50.000 niños pueden morir de hambre durante los próximos meses según las Naciones Unidas. De momento no se han recibido ni la mitad de los mil millones de dólares que la institución entiende como necesarios para poder ayudar a casi cuatro millones de personas en riesgo. “En este conflicto solo algunas organizaciones nos están ayudando de verdad” dice enfurecida Daumathiang.

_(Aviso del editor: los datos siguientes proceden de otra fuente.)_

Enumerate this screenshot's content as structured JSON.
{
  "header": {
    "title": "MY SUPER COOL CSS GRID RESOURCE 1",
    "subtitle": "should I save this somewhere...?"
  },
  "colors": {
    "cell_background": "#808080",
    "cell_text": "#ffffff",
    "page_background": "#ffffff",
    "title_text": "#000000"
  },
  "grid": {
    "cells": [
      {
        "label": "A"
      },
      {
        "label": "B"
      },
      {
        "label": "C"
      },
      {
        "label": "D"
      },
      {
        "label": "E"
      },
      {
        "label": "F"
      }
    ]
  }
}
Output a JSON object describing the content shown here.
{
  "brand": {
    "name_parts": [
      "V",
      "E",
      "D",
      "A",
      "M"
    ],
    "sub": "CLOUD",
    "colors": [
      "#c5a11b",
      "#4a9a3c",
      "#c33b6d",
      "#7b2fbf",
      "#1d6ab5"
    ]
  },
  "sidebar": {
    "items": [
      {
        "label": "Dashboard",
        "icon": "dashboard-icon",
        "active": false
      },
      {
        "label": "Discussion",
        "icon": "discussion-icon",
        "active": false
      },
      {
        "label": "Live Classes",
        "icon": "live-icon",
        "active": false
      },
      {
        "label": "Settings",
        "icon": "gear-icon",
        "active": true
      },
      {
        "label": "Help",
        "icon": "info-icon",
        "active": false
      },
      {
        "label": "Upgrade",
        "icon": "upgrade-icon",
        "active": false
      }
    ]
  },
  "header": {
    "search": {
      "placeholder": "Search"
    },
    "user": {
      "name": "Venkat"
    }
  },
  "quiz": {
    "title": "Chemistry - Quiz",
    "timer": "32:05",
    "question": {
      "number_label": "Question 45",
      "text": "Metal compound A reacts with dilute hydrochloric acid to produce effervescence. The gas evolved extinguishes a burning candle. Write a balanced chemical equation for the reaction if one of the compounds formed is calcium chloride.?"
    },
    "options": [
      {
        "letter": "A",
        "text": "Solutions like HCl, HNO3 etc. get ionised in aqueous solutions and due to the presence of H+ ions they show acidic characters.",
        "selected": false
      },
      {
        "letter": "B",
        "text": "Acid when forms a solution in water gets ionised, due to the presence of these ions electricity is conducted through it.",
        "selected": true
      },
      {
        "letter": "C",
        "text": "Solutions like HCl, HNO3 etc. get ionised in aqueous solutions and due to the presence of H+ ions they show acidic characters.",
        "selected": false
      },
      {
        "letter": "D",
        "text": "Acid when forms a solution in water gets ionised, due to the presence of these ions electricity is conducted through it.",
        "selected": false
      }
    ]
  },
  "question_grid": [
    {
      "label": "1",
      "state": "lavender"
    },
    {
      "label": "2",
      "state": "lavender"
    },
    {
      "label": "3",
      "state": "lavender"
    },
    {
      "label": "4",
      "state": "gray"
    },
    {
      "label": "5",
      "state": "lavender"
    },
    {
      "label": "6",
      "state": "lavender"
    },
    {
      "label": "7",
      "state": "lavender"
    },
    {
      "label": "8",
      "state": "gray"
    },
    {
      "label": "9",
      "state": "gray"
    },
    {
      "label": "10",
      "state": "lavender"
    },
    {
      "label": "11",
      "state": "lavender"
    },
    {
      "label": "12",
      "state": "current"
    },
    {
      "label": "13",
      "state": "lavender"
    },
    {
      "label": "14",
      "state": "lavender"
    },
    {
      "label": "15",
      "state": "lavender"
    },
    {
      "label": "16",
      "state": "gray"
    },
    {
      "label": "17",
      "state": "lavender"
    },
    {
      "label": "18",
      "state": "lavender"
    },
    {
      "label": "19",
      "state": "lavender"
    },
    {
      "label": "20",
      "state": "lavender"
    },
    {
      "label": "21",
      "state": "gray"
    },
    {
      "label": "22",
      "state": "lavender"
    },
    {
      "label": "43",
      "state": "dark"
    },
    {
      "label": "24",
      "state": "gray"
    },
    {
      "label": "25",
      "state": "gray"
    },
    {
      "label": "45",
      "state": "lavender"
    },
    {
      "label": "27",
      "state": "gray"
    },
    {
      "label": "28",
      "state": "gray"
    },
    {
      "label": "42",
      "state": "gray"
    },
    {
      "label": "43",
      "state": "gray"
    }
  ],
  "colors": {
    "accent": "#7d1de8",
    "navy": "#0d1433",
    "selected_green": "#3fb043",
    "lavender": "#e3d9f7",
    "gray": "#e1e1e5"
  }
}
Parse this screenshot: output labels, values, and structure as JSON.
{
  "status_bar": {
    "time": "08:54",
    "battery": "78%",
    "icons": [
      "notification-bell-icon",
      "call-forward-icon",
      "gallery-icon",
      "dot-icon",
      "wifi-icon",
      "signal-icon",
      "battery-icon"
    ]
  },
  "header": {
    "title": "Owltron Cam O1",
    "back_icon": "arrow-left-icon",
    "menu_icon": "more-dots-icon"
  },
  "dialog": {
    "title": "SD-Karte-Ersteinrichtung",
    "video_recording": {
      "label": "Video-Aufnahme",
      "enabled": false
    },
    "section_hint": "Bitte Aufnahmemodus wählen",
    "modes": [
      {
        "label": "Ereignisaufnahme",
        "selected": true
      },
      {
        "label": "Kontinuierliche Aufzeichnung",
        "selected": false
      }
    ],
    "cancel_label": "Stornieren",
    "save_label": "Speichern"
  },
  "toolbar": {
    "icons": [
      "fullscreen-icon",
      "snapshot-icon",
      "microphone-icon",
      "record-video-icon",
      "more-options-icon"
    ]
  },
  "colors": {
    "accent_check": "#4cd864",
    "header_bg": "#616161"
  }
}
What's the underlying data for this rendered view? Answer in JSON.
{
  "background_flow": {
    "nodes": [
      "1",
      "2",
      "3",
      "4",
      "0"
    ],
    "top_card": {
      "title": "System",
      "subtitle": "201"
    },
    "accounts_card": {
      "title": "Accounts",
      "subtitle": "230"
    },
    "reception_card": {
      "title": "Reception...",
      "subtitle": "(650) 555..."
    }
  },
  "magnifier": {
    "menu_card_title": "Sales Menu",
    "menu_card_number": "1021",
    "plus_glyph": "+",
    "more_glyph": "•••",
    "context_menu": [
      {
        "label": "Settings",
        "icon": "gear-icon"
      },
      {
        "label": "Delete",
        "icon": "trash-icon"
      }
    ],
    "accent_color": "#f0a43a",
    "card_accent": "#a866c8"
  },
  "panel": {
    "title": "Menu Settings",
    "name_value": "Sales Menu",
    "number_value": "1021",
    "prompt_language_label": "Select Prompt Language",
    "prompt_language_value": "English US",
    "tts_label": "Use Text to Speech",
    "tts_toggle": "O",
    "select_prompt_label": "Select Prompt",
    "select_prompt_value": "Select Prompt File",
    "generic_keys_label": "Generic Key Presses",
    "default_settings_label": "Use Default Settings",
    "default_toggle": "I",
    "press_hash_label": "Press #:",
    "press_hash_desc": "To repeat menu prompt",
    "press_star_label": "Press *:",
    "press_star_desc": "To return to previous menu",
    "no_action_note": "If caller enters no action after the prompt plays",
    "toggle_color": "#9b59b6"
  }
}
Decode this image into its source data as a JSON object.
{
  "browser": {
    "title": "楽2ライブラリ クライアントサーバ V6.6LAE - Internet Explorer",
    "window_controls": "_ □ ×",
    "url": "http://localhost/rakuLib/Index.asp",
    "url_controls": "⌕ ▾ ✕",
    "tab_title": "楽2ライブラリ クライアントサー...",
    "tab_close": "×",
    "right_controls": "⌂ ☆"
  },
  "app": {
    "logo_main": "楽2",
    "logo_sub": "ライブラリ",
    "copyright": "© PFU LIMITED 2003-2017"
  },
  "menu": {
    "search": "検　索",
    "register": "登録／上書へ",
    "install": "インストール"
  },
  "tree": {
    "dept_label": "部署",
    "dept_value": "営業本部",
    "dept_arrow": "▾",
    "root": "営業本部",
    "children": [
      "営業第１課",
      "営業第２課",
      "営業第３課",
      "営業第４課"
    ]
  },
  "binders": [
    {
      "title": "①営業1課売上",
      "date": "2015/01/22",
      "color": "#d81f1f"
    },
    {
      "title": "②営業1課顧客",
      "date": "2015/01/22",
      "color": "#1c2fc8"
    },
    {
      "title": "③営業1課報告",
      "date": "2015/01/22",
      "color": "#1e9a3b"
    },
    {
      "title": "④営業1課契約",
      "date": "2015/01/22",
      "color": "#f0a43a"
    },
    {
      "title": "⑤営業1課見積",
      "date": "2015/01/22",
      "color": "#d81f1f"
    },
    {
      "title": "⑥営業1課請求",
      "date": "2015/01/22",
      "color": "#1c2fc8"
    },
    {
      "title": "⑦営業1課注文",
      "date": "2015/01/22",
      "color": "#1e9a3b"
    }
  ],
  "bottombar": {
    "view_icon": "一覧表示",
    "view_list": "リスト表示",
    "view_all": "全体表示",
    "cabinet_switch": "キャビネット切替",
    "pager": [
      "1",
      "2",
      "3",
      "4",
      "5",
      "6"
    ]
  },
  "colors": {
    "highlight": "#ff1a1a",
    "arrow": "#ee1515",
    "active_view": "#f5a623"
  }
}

Ella desconoce que la ONU se resiste a declarar la hambruna -para ello, la tasa de desnutrición infantil debería ser superior al 30 por ciento, cifra muy cercana a la que se vive en el país-. Pero en cambio, Daumathiang está harta de conocer cada día más casos de pequeños fallecidos por falta de recursos. “Cuando mis hijos lloran por hambre, yo me tengo que esconder, para ponerme a llorar también”.
En Mingkaman apenas hay juguetes, bromas o pelotas. Los hermanos se vuelven padres y los niños adultos.
Sudán del Sur tiene mala suerte. No solo vive una guerra, sino que es además un enfrentamiento menos mediático a los que se sufren en oriente medio. No hay una sequía o una catástrofe natural y están bendecidos por una tierra fertil y rica en petróleo, pero no lo pueden disfrutar. No los mató la guerra, pero los está ahorcando el hambre. Son el país más joven del mundo, al que le robaron su niñez.